This project is part of the Human Data Interaction project at CSAIL, MIT. The main repo is going through a lot of improvements and will be publicly available soon. This is a fork of the first version.
References:
- Sample, Estimate, Tune: Scaling Bayesian Auto-Tuning of Data Science Pipelines
Alec Anderson ; Sebastien Dubois ; Alfredo Cuesta-infante ; Kalyan Veeramachaneni
IEEE International Conference on Data Science and Advance Analytics, 2017 - Deep Mining: Copula-based Hyper-Parameter Optimization for Machine Learning Pipelines
Sebastien Dubois - Research thesis
The Deep Mining project aims at finding the best hyperparameter set for a Machine Learning pipeline. A pipeline example for the handwritten digit recognition problem is presented below.
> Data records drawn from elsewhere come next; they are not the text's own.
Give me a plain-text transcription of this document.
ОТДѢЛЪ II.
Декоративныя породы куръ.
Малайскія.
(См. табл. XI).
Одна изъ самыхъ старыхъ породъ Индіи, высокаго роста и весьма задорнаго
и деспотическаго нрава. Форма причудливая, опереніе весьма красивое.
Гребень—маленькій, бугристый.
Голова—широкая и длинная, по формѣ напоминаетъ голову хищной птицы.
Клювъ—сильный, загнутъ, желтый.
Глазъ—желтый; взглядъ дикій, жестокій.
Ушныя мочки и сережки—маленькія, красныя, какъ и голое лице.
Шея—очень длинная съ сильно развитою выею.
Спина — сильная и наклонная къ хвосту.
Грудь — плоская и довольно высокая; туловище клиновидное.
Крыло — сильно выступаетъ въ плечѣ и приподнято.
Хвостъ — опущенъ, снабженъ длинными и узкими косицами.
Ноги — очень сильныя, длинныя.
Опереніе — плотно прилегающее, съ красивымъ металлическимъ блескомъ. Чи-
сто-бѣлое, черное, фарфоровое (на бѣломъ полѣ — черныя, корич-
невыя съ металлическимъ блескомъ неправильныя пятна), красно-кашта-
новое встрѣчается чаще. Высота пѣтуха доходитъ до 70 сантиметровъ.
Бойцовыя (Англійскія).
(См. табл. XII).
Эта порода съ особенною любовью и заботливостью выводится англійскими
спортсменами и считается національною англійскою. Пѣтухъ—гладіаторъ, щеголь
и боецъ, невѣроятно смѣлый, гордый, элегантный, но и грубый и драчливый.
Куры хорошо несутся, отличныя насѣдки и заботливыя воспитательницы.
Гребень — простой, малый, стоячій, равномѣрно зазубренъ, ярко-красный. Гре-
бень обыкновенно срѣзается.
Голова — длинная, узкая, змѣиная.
Some hyperparameters indeed need to be set carefully, as the degree for the polynomial kernel of the SVM. Choosing the value of such hyperparameters can be a very difficult task and this project's goal is to make it much easier.
This software will test iteratively, and smartly, some hyperparameter sets in order to find as quickly as possible the best ones to achieve the best classification accuracy that a pipeline can offer.
The folder GCP-HPO contains all the code implementing the Gaussian Copula Process (GCP) and a hyperparameter optimization (HPO) technique based on it. Gaussian Copula Process can be seen as an improved version of the Gaussian Process, that does not assume a Gaussian prior for the marginal distributions but lies on a more complex prior. This new technique is proved to outperform GP-based hyperparameter optimization, which is already far better than the randomized search.
A paper explaining the GCP approach as well as the hyperparameter process is currently being written and will be linked here as soon as possible. Please consider citing it if you use this work.